New Orleans Considers Removing Prominent Confederate Monuments
After months of heated public debate, the New Orleans City Council on Thursday voted 6-1 in favor of removing four monuments tied to its Confederate past.
With support from Mayor Mitch Landrieu, a majority on the City Council appears ready to take down four monuments, including a towering statue of Confederate Gen. Robert E. Lee. It was an emotional meeting – typically interrupted by heckling – infused with references to slavery, lynchings & racism, in addition to the pleas of those in that opposed removing the monuments to not “rewrite history”. They also claim the New Orleans City Council ignored the City’s own protocol for receipt of donations.

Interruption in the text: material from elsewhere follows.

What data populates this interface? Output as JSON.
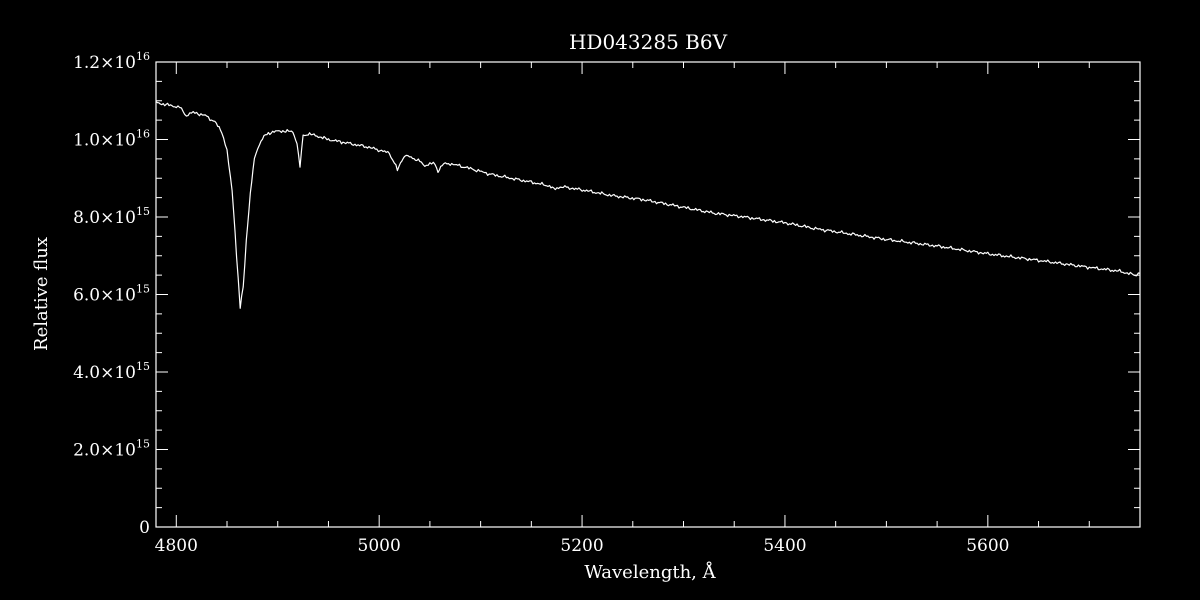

Musician Wynton Marsalis, who is African American, said that Lee in particular has no historic place in the city. “We have our skeletons”, said a board member for a local group that works to maintain the city’s many monuments, who advocated for the addition of interpretive plaques at the monuments.
Landrieu said monuments honoring Confederate heroes go against New Orlean’s reputation for tolerance.
Landrieu said the church slayings in Charleston, South Carolina, moved him to take action.
Clancy Dubos, a New Orleans columnist and chairman of a weekly newspaper, suggested turning Lee Circle into “Generals Circle” by adding a statue of Union Gen. William Tecumseh Sherman, and making Jefferson Davis Parkway into “Presidents Avenue” by adding a statue of Abraham Lincoln.
Lee statue at Lee Circle, the Jefferson Davis statue on Jefferson Davis Parkway, the P.G.T Beauregard equestrian statue on Esplanade at the entrance to City Park and the Battle of Liberty Place Monument at Iberville Street. Activist Malcolm Suber calls the monuments “products of the Jim Crow era, an era when blacks were hunted and persecuted”. The attack happened on June 17, and a week later, Landrieu proposed an ordinance that would declare Confederate monuments nuisances.
According to a City Hall press release, Landrieu said before the meeting: “As we approach the Tricentennial, New Orleanians have the power and the right to correct historical wrongs and move the City forward”.
The most controversial is an 1891 obelisk honoring the Crescent City White League. Guidry and Head are the council’s only white members, and her vote to take down the monuments kept the sides from lining up along racial lines. “But there are other people who look at the monuments and see their ancestors hanging from trees”.